Dalian revives plan to relocate PetroChina refinery

  • Market: Crude oil, Oil products
  • 21/10/21

China's Dalian municipal government is reviving a plan to relocate state-controlled PetroChina's biggest plant, the 410,000 b/d Dalian Petrochemical refinery, away from Dalian city in northeast Liaoning province. But the long-mooted plan faces financial and potential regulatory hurdles and may increase petrochemical competition in the region.

Dalian has one of the highest refining capacity among Chinese cities and is where PetroChina's 200,000 b/d Wepec refinery is also located. The local government has long considered this to be a safety hazard as the city becomes more built-up and has been pushing for Dalian Petrochemical to relocate since 2009. The refinery itself has been plagued by poor safety records over the years.

The local government is proposing for the plant to be relocated to the nearby Xizhong island, one of a group of islands located at the tip of the Liaodong Peninsula in the Bohai sea. The Dalian Changxing Island Economic and Technological Development Zone, which includes the Changxing, Xizhong, Fengming, Jiaoliu and Luotuo islands, is floating the idea of developing the area into a mega integrated refining and petrochemical base. Changxing island, which includes Xizhong and is already home to private-sector Hengli Petrochemical's 400,000 b/d refinery, belongs to one of seven industrial bases approved by Beijing to develop refining projects.

As part of the relocation plan for Dalian Petrochemical, the local government is prepared to grant PetroChina land rights to build a 400,000 b/d refinery in two phases, which is to be integrated with up to 2.4mn t/yr of steam cracking capacity in two phases, as well as other units on Xizhong island. It hopes that PetroChina will start construction as soon as next year and complete the project by 2024.

The oil giant, which has balked at the plan because of its potential high costs, has not confirmed a timeline or scale for the project. But it started drafting a pre-feasibility study recently, indicating that the plan is likely to move ahead, a company source said.

PetroChina wants to expand its petrochemical exposure and relocating to a bigger area may give it the flexibility to install more units and achieve higher downstream integration. The new plant is likely to have a lower oil product yield than less-integrated refineries. But cost is a major hurdle. The local government has not said if it will subsidise the project, something PetroChina is still lobbying for.

PetroChina's refining and chemical budget of 38bn yuan ($5.9bn) this year, up by 74pc from 2020, includes construction of its only greenfield 400,000 b/d Jieyang refinery in Guangdong province, which is expected to come on stream next year.

But new refining projects are facing more scrutiny from the ecology and environment ministry, which has stepped up checks this year. These have revealed pollution violations by the oil sector, including refineries, prompting the ministry to issue warnings and fines.

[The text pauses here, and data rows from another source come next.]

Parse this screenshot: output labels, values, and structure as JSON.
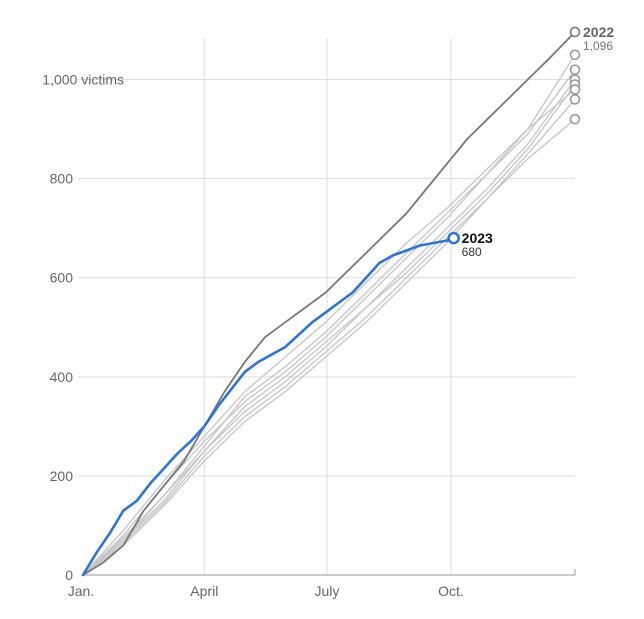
{
  "chart_data": {
    "type": "line",
    "title": "",
    "xlabel": "",
    "ylabel": "",
    "x_domain_days": [
      0,
      365
    ],
    "ylim": [
      0,
      1100
    ],
    "x_ticks": [
      {
        "label": "Jan.",
        "day": 0
      },
      {
        "label": "April",
        "day": 90
      },
      {
        "label": "July",
        "day": 181
      },
      {
        "label": "Oct.",
        "day": 273
      }
    ],
    "y_ticks": [
      {
        "value": 0,
        "label": "0"
      },
      {
        "value": 200,
        "label": "200"
      },
      {
        "value": 400,
        "label": "400"
      },
      {
        "value": 600,
        "label": "600"
      },
      {
        "value": 800,
        "label": "800"
      },
      {
        "value": 1000,
        "label": "1,000 victims"
      }
    ],
    "grid": true,
    "colors": {
      "highlight": "#2b74d9",
      "dark": "#777777",
      "light": "#c8c8c8"
    },
    "series": [
      {
        "name": "2022",
        "style": "dark",
        "end_label": "2022",
        "end_value_label": "1,096",
        "x": [
          0,
          15,
          30,
          45,
          60,
          75,
          90,
          105,
          120,
          135,
          150,
          165,
          180,
          195,
          210,
          225,
          240,
          255,
          270,
          285,
          300,
          315,
          330,
          345,
          365
        ],
        "y": [
          0,
          25,
          60,
          130,
          180,
          230,
          300,
          370,
          430,
          480,
          510,
          540,
          570,
          610,
          650,
          690,
          730,
          780,
          830,
          880,
          920,
          960,
          1000,
          1040,
          1096
        ]
      },
      {
        "name": "2023",
        "style": "highlight",
        "end_label": "2023",
        "end_value_label": "680",
        "x": [
          0,
          10,
          20,
          30,
          40,
          50,
          60,
          70,
          80,
          90,
          100,
          110,
          120,
          130,
          140,
          150,
          160,
          170,
          180,
          190,
          200,
          210,
          220,
          230,
          240,
          250,
          260,
          270,
          275
        ],
        "y": [
          0,
          45,
          85,
          130,
          150,
          185,
          215,
          245,
          270,
          300,
          340,
          375,
          410,
          430,
          445,
          460,
          485,
          510,
          530,
          550,
          570,
          600,
          630,
          645,
          655,
          665,
          670,
          675,
          680
        ]
      },
      {
        "name": "",
        "style": "light",
        "x": [
          0,
          30,
          60,
          90,
          120,
          150,
          180,
          210,
          240,
          270,
          300,
          330,
          365
        ],
        "y": [
          0,
          70,
          160,
          260,
          360,
          420,
          490,
          570,
          650,
          730,
          810,
          900,
          1050
        ]
      },
      {
        "name": "",
        "style": "light",
        "x": [
          0,
          30,
          60,
          90,
          120,
          150,
          180,
          210,
          240,
          270,
          300,
          330,
          365
        ],
        "y": [
          0,
          80,
          180,
          270,
          350,
          410,
          480,
          560,
          640,
          720,
          810,
          890,
          1020
        ]
      },
      {
        "name": "",
        "style": "light",
        "x": [
          0,
          30,
          60,
          90,
          120,
          150,
          180,
          210,
          240,
          270,
          300,
          330,
          365
        ],
        "y": [
          0,
          75,
          160,
          250,
          340,
          400,
          470,
          540,
          620,
          700,
          780,
          870,
          1000
        ]
      },
      {
        "name": "",
        "style": "light",
        "x": [
          0,
          30,
          60,
          90,
          120,
          150,
          180,
          210,
          240,
          270,
          300,
          330,
          365
        ],
        "y": [
          0,
          70,
          150,
          250,
          330,
          390,
          460,
          540,
          610,
          690,
          770,
          860,
          990
        ]
      },
      {
        "name": "",
        "style": "light",
        "x": [
          0,
          30,
          60,
          90,
          120,
          150,
          180,
          210,
          240,
          270,
          300,
          330,
          365
        ],
        "y": [
          0,
          60,
          140,
          230,
          310,
          370,
          440,
          510,
          590,
          670,
          760,
          850,
          960
        ]
      },
      {
        "name": "",
        "style": "light",
        "x": [
          0,
          30,
          60,
          90,
          120,
          150,
          180,
          210,
          240,
          270,
          300,
          330,
          365
        ],
        "y": [
          0,
          90,
          190,
          280,
          370,
          440,
          510,
          590,
          670,
          740,
          820,
          900,
          980
        ]
      },
      {
        "name": "",
        "style": "light",
        "x": [
          0,
          30,
          60,
          90,
          120,
          150,
          180,
          210,
          240,
          270,
          300,
          330,
          365
        ],
        "y": [
          0,
          65,
          145,
          240,
          320,
          380,
          450,
          520,
          600,
          680,
          760,
          840,
          920
        ]
      }
    ]
  }
}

Beijing has also tightened scrutiny on energy intensity this year. Under the country's goal of achieving peak carbon emissions before 2030 and carbon neutrality by 2060, Beijing has vowed to clamp down on high-energy intensity and high-emission projects with a so-called dual-control strategy to curb energy consumption and intensity, which has partly contributed to widespread power supply shortages since last month.

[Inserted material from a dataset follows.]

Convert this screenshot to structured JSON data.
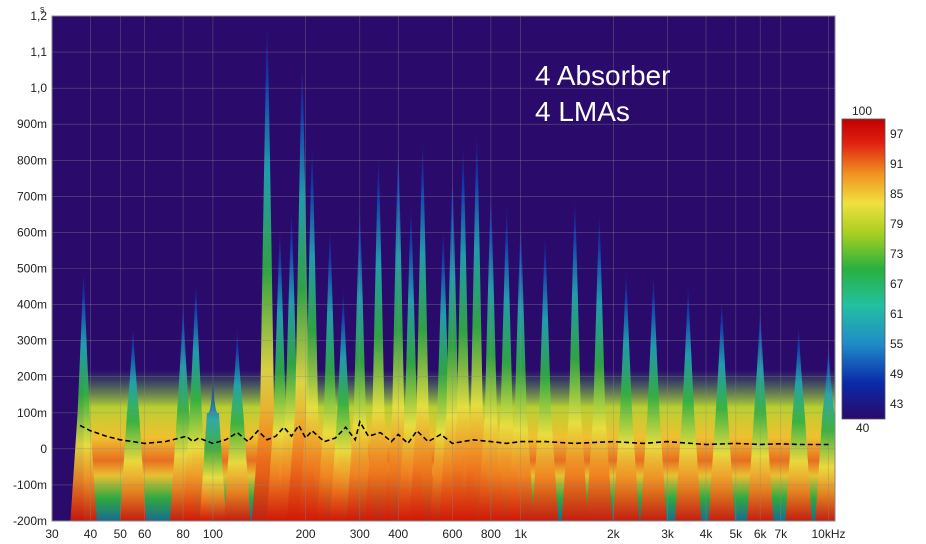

The Guangdong branch of China's National Energy Administration revoked energy intensity approvals for state-controlled energy firm Sinopec earlier this year to add secondary units and petrochemical capacity at its Maoming, Guangdong refinery because of energy intensity concerns. The 470,000 b/d Maoming refinery had applied to build new units such as a 3mn t/yr catalytic cracker and alkylation and MTBE units, as well as expand a 1mn t/yr steam cracker to 1.64mn t/yr.

Some major refinery projects, including those under construction, may now have to redo their energy intensity reports because of the government's dual-control energy policy, according to an official from a government-linked industry association.